故而,哪怕她现在放弃刘向阳了,外人最多嘴两句,也不能说她有多大的不是。
相反的,她还可以借这件事情踩刘向阳一脚,往自己脸上贴金。
看看,就是因为刘向阳不知好歹,有眼不识金镶玉,白白错过了她这个有福之人,所以才遭受不幸。
可惜说出去的话,泼出去的水,丰要武现在肠子都悔青了也没用。
她只能指着叶菁菁,气急败坏道:“漂亮话谁不会讲,口号喊得比谁都好听。你要这么大公无私,你怎么不下乡去嫁给农民呀。说白了就是嫌贫爱富,装什么装啊!”
叶菁菁嗤之以鼻。
姓丰的这是在玩偷换概念那一套,想骗她跳火坑呢。
可当代女大学生做人的第一原则就是:绝不内耗,永不自证。
“哎呦,真想不到啊。原来在你丰书记的眼里,女同志的人生价值,除了嫁人就没地方体现了?
女同志除了是妻子,就不能有其他身份展现价值了。我们新中国妇女创造的辉煌,你眼睛瞎了看不到啊!”
“就是!”
田宁跳出来,支援自己的小姐妹,“你这么急着嫁人,自己去嫁啊。真诚地祝你嫁个大官,不然凭借你自己的能耐,靠自己奋斗的话,也没机会更上一层楼了。left都不知道是什么意思。”
病区响起了一阵哄笑声。
丰要武气得脸红脖子粗:“你!”
“我怎么了?”田宁毒舌起来,也是说遍全厂,鲜逢对手,“我祝你嫁个条件好的男人,还有错了?哦,不好意思啊,原来你是人格高尚,就是想给那些陷入困境的男青年一个温暖的家。

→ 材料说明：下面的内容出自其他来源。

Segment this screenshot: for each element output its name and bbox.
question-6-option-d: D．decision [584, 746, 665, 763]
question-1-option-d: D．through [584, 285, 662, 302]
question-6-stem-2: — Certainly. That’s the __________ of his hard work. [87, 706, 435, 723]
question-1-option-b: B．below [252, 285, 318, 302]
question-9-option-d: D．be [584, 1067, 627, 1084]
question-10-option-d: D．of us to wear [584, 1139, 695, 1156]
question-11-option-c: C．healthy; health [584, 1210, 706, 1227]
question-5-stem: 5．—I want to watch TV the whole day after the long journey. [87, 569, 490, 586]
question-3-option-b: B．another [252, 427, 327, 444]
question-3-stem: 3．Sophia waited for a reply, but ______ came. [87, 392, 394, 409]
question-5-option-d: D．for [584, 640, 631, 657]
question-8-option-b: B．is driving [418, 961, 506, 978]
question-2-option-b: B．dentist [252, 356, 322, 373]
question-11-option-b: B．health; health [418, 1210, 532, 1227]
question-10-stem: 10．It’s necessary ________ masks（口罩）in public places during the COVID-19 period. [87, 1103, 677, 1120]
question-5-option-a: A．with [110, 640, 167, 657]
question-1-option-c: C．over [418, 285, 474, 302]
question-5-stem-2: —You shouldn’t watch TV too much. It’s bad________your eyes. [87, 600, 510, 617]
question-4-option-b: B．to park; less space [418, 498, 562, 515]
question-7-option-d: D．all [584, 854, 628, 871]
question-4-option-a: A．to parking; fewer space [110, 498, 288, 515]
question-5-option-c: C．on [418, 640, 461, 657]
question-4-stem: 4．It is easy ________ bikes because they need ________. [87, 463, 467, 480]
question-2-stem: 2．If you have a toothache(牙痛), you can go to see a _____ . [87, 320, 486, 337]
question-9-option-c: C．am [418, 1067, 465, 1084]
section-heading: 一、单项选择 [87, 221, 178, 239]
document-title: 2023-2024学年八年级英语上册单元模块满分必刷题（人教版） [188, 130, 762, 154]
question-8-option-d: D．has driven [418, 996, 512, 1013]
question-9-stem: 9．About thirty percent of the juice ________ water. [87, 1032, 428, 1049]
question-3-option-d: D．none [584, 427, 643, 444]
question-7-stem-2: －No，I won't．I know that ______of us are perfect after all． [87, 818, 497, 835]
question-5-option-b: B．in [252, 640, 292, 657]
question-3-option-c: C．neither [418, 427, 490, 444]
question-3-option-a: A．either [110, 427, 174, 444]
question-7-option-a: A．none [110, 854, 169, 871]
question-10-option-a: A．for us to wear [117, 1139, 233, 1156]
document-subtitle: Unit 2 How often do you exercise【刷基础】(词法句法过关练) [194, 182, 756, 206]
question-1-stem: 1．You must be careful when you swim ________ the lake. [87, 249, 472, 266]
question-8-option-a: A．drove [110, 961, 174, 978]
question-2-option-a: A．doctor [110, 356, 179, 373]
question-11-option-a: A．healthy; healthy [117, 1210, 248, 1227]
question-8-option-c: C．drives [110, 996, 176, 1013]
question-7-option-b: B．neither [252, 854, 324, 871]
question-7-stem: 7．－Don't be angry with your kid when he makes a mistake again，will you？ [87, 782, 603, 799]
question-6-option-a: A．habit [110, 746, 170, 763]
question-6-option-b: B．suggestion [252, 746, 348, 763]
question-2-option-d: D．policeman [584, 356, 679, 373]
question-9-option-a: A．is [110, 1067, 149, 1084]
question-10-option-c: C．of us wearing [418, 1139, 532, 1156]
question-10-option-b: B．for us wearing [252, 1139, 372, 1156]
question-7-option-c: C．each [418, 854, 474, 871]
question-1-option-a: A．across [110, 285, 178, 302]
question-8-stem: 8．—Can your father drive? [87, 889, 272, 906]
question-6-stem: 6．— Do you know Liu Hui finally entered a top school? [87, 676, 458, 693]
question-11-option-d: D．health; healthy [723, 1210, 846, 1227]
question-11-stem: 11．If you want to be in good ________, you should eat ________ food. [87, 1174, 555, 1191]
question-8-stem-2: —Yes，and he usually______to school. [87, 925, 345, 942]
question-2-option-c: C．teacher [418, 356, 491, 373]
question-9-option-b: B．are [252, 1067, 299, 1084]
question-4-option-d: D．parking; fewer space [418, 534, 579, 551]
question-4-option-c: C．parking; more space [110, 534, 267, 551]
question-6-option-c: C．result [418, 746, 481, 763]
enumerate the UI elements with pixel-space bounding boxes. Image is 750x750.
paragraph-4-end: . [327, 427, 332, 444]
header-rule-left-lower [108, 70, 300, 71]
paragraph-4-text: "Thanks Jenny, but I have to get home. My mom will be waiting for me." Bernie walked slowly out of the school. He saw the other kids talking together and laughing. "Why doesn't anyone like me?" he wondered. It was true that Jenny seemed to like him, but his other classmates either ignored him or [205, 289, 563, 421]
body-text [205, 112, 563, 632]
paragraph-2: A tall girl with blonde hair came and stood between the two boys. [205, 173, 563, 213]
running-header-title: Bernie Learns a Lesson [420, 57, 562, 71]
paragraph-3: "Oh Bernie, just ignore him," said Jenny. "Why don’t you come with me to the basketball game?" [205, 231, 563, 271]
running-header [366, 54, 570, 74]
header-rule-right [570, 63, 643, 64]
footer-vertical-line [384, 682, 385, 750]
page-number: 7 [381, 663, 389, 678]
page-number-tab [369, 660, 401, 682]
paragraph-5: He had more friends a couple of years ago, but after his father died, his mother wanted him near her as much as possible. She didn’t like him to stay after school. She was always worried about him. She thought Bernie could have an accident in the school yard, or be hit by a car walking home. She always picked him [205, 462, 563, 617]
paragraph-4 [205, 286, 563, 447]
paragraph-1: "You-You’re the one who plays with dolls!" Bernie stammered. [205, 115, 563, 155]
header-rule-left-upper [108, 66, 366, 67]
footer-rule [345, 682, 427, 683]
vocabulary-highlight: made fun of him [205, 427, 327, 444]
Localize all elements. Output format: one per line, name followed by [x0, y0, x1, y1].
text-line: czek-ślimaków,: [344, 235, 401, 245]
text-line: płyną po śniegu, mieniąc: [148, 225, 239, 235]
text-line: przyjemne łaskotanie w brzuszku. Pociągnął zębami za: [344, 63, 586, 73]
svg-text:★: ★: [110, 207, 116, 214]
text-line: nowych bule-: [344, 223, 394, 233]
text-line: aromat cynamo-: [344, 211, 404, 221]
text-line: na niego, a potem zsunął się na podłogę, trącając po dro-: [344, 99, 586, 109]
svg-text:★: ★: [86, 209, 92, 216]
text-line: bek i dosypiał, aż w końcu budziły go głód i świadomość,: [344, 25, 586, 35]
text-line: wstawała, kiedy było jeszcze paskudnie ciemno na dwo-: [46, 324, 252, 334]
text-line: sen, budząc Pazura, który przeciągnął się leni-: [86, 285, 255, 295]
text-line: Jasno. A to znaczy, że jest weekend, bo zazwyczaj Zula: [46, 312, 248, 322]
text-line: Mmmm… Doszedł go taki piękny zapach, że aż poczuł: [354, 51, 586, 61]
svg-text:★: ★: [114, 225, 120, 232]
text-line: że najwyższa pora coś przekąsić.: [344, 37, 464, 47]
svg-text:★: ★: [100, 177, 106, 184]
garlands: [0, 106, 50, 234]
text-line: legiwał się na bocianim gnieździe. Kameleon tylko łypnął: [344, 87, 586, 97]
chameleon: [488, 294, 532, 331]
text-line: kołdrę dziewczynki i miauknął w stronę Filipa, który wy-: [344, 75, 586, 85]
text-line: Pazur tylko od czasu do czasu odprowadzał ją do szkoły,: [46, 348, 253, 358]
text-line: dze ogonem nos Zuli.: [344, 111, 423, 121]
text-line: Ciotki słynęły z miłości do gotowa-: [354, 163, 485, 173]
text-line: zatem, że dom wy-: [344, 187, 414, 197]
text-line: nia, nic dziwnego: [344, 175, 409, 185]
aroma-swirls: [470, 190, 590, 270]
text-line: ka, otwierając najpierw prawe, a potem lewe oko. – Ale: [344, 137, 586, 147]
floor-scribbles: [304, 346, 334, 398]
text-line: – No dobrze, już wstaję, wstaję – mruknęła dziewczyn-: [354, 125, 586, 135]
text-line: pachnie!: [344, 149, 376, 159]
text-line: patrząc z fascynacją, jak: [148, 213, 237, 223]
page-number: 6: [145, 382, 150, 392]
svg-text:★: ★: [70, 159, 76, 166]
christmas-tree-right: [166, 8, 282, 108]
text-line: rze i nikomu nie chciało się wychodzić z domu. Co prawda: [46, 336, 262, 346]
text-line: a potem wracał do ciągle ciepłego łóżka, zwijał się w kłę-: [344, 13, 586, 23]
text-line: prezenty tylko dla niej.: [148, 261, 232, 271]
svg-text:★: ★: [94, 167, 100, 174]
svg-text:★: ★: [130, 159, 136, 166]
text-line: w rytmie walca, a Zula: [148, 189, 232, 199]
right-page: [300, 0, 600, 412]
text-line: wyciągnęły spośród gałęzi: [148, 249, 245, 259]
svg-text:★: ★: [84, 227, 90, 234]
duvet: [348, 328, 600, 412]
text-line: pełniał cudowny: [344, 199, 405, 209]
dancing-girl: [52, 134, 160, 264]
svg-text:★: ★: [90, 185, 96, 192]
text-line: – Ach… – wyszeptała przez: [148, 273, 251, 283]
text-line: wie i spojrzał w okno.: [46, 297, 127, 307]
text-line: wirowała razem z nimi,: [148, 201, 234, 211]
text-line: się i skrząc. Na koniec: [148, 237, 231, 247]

”
纺织工人们简直笑疯了,病人家属也是一阵接一阵的笑。
陶科长在震天的笑声中,走进了病区,看到这架势,疑惑不已:“怎么了,要武?”
不等丰要武开口,旁边看热闹的人已经积极帮忙总结:“哦,这个短头发的姑娘看不上你儿子了,准备另外找条件好的。想把你儿子塞给这个长头发的姑娘,可惜人家也不要。”
病区里再一次发出哄笑声。
有人看热闹不嫌事大,故意曲解:“哎,你瞎讲八道,刚刚这个短头发的姑娘不是说了吗,她不喜欢条件好的,她就想找困难户。同志哎,你放心唻,你儿子不管怎样,都是有人要的。”
叶菁菁的德行也不是很高,趁人病要人命,故意冲着丰要武微微笑:“你放心,我不会跟你抢。我从来没想过靠嫁人来过好日子。自己动手,丰衣足食,我的未来,我自己去奋斗。”
第62章 跟厂里谈判 集体代表谁的利益?……
叶菁菁说到做到。
她都没在医院食堂吃早饭, 直接跟着大部队回纺织厂去了。
谢广白今天还得去给饭店的人上急救培训,和他们一道走出了医院大门。
等公交车的时候,突然间有人想起来问:“刘向阳真瘫了吗?”
“那还有假。”她旁边的工人分析得头头是道, “你看丰要武以前一直追着他,死活不撒手的。现在丰要武都不要他了, 那他肯定是好不了了呀。”
说实在的, 大家挺佩服丰要武的心理素质的。
不管刘向阳怎么冷脸,怎么追着叶菁菁死活不放弃。
丰要武都不当回事, 继续按照自己的节奏走。
她好象生活在自己的世界里,似乎笃定了, 无论刘向阳如何闹腾,最后都翻不出她的五指山。
现在,刘向阳是翻不动了, 只能乖乖躺着了。
可惜她不稀罕了。
最开始询问刘向阳的纺织工, 忍不住叹了口气:“那刘向阳也怪倒霉的,年纪轻轻就瘫了。”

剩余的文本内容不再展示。